While many factors are at play, the major distinction between these methods is the ability of market transactions to show much stronger home value increases—and therefore home equity—compared to tax assessments. Sales data are more accurately showing the accelerating market in Charlottesville over the last five years, while the assessments lag behind.

4 Takeaways

PHA has been collecting enough client data over the last five years to generate a number of useful findings about its homebuyer programs. Despite these achievements, expanding data integrity efforts and a host of other next steps could help PHA develop a fuller spectrum of analysis. Notable takeaways from this preliminary analysis are below.

Program data status:

Program data is regularly collected for DPL and SPARC clients; however, data is inconsistent and incomplete in many places.
Despite several clients using both the DPL and SPARC programs, records for each are not wholly integrated and require manual joining to match client data.

Program findings:

The number of clients served by PHA significantly accelerated in 2020 when it began offering SPARC. Today, about two in three clients use SPARC only.
HOME funds from DHCD and Albemarle County HAP are by far the two most common down payment sources.
PHA awarded a total of $1,242,190 in DPL assistance from July 2017 to September 2022. This amounted to roughly $28,230 provided per client.
Black clients receive on average roughly $10,000 less in down payment assistance than average, despite average Black home purchase prices totaling about $20,000 more than those of white clients.
SPARC clients purchase higher-priced homes than DPL clients, but those who leverage both programs can reach prices at and above $250,000.

Client characteristics:

Although race and ethnicity data is only available for DPL records, overall client diversity is similar or greater than Charlottesville’s existing demographics.
DPL clients are much more likely to earn more than most renters in Charlottesville, while still making significantly less than most homeowners.
DPL clients are more likely to move out of Charlottesville than move in when they purchase their new home.

Home equity gains:

PHA’s existing data allows for relatively robust estimates of home equity gains for a sample of clients.
Forecasting home equity using market sales prices results in much higher estimates than projecting values on annual real estate assessments.
Either method demonstrates significant (six-figure) home equity gains for the sample clients.

5 Recommendations

Standardize client data across programs into a single sheet and reconcile duplicates. The joined dataset created in Section 2.1 of this document is a good starting point, but other improvements should be explored.
Investigate the root causes for major gaps in data, such as missing race/ethnicity and address fields for SPARC clients.
Standardize values common data fields such as lenders, mortgage products, and DPL loan sources.

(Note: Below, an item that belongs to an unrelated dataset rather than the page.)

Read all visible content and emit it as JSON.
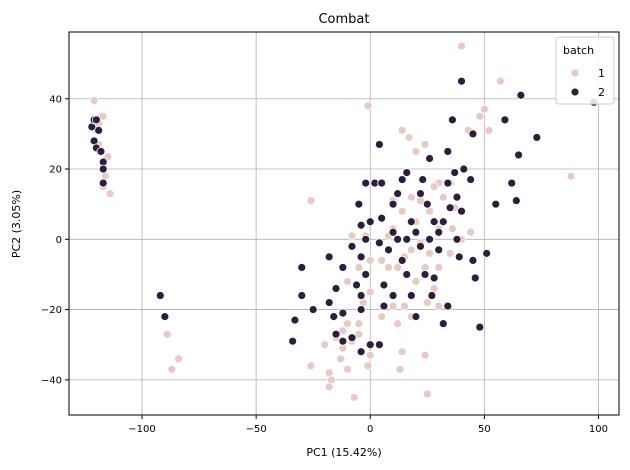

These are discrete variables with known options, so entries should be consistent (i.e., avoid using both “502” and “502 Direct Loans”).
Explore voluntary intake and exit prompts for clients. Questions should address knowledge gaps outside of fields that are required by funding sources to collect. For example, standardized recording of where they would prefer to buy a home can help compare aspirations to actual outcomes.